To perform a text search, follow the below syntax.

This will perform a text search for the word "hello" in the field "text" and return the first two results:

q = store.build_query().text_search("world", search_field="text").limit(2).build()

docs = store.execute_query(q)
docs

To perform a vector similarity search, follow the below syntax.

This will perform a vector similarity search for the vector [1, 2] and return the first two results:

q = store.build_query().find([1, 2]).limit(2).build()

docs = store.execute_query(q)
docs

To perform a hybrid search, follow the below syntax.

This will perform a hybrid search for the word "hello" and the vector [1, 2] and return the first two results:

Note: Hybrid search searches through the object vector and all fields. Accordingly, the search_field keyword it will have no effect.

q = store.build_query().text_search("world").find([1, 2]).limit(2).build()

docs = store.execute_query(q)
docs

5.4. GraphQL query

You can also perform a raw GraphQL query using any syntax as you might natively in Weaviate.
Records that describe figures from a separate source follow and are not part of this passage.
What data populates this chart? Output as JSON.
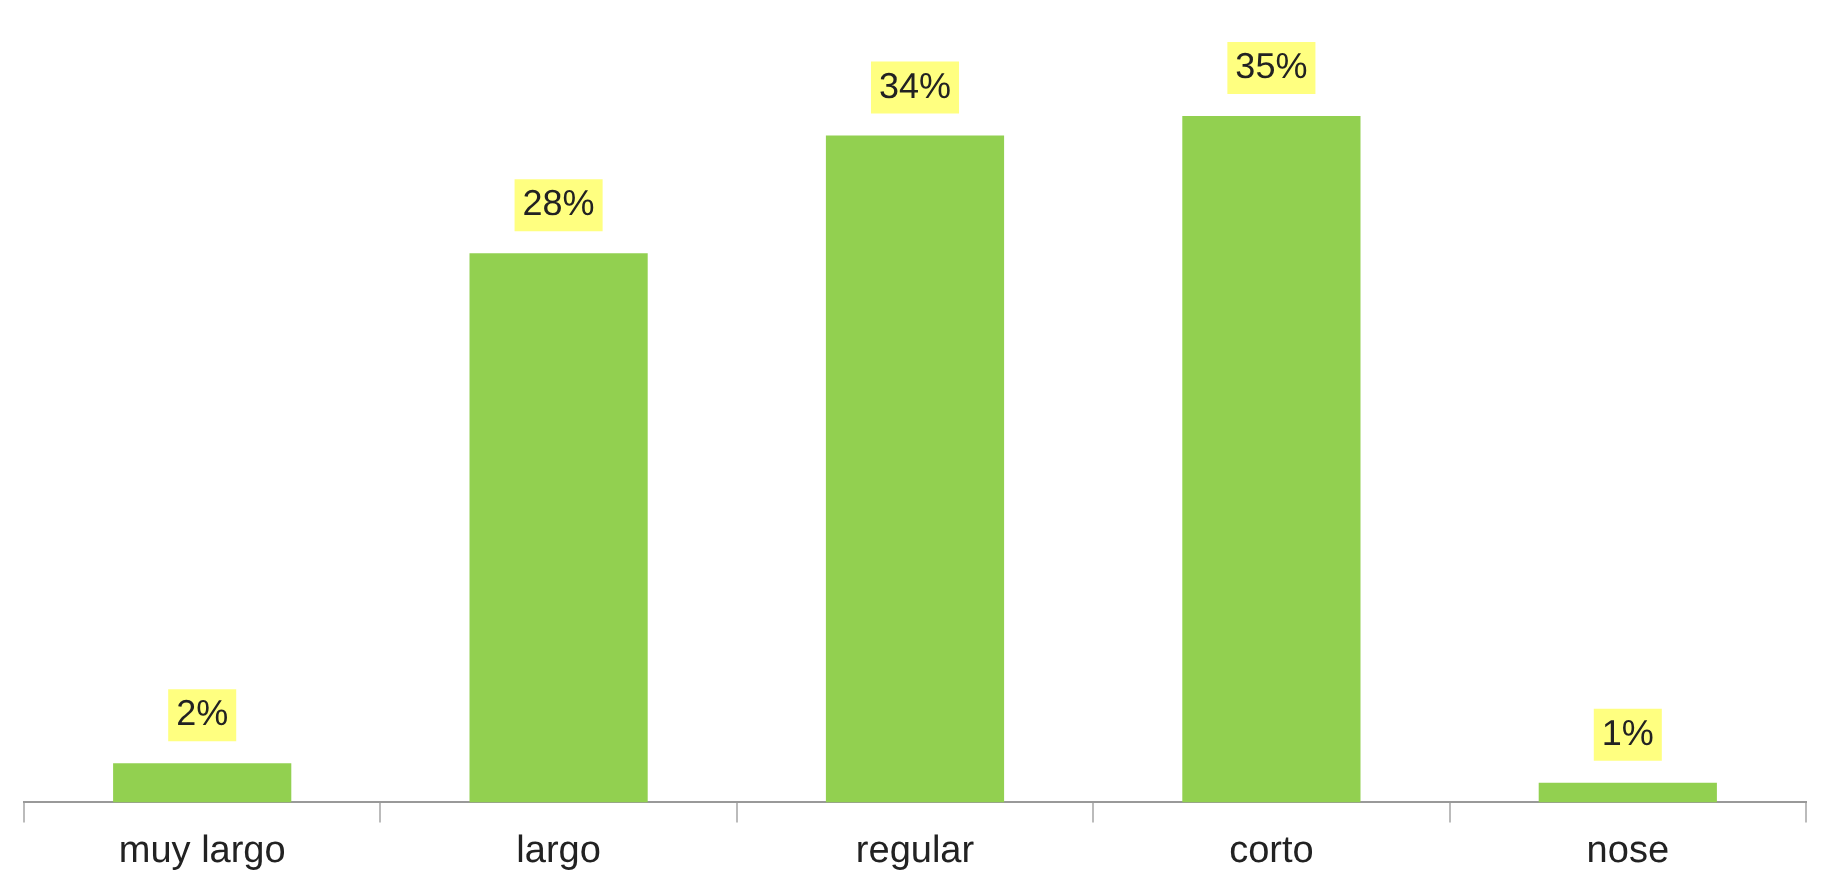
{
  "chart_data": {
    "type": "bar",
    "categories": [
      "muy largo",
      "largo",
      "regular",
      "corto",
      "nose"
    ],
    "values": [
      2,
      28,
      34,
      35,
      1
    ],
    "value_labels": [
      "2%",
      "28%",
      "34%",
      "35%",
      "1%"
    ],
    "color": "#92d050",
    "grid": false,
    "legend": false
  }
}
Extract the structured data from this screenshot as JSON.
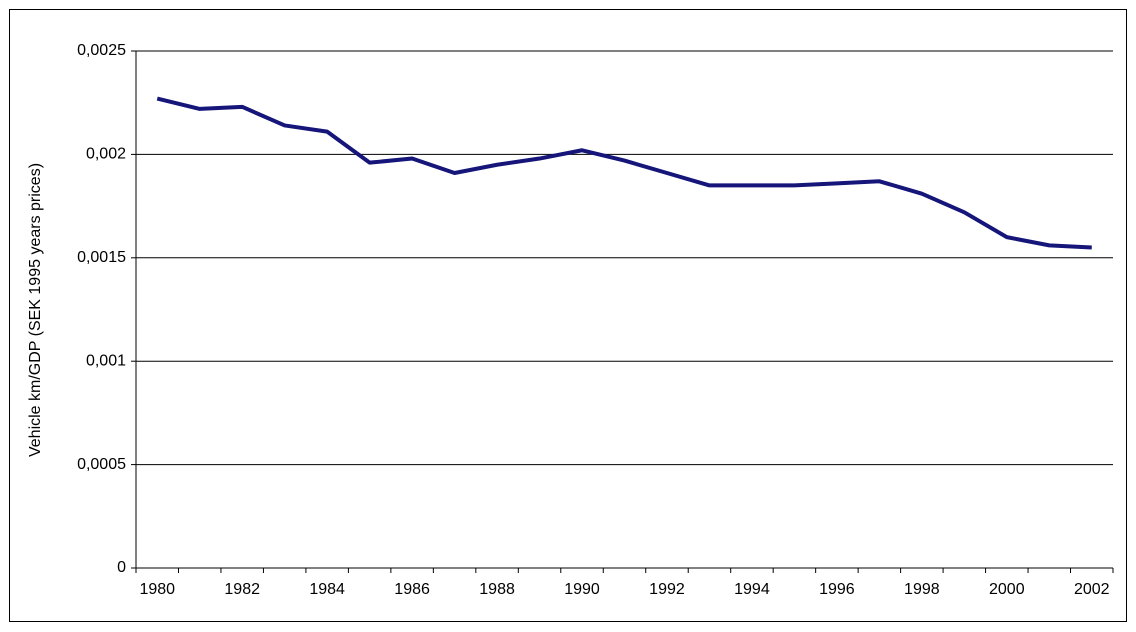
{
  "chart_data": {
    "type": "line",
    "y_label": "Vehicle km/GDP (SEK 1995 years prices)",
    "categories": [
      "1980",
      null,
      "1982",
      null,
      "1984",
      null,
      "1986",
      null,
      "1988",
      null,
      "1990",
      null,
      "1992",
      null,
      "1994",
      null,
      "1996",
      null,
      "1998",
      null,
      "2000",
      null,
      "2002"
    ],
    "series": [
      {
        "name": null,
        "color": "#15157a",
        "values": [
          0.00227,
          0.00222,
          0.00223,
          0.00214,
          0.00211,
          0.00196,
          0.00198,
          0.00191,
          0.00195,
          0.00198,
          0.00202,
          0.00197,
          0.00191,
          0.00185,
          0.00185,
          0.00185,
          0.00186,
          0.00187,
          0.00181,
          0.00172,
          0.0016,
          0.00156,
          0.00155
        ]
      }
    ],
    "ylim": [
      0,
      0.0025
    ],
    "yticks": [
      0,
      {
        "value": 0.0005,
        "label": "0,0005"
      },
      {
        "value": 0.001,
        "label": "0,001"
      },
      {
        "value": 0.0015,
        "label": "0,0015"
      },
      {
        "value": 0.002,
        "label": "0,002"
      },
      {
        "value": 0.0025,
        "label": "0,0025"
      }
    ],
    "grid": true
  }
}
This allows you to run any of the full range of queries that you might wish to.

The below will perform a GraphQL query to obtain the count of Document objects.

graphql_query = """
{
  Aggregate {
    Document {
      meta {
        count
      }
    }
  }
}
"""

store.execute_query(graphql_query)

Note that running a raw GraphQL query will return Weaviate-type responses, rather than a DocArray object type.

You can find the documentation for Weaviate's GraphQL API here.

6. Other notes

6.1. DocArray IDs vs Weaviate IDs

As you saw earlier, the id field is a special field that is used to identify a document in BaseDoc.

Document(
    text="Hello world", embedding=np.array([1, 2]), file=np.random.rand(100), id="1"
),

This is not the same as Weaviate's own id, which is a reserved keyword and can't be used as a field name.

Accordingly, the DocArray document id is stored internally in Weaviate as docarrayid.

7. Shut down Weaviate instance

docker-compose down

-----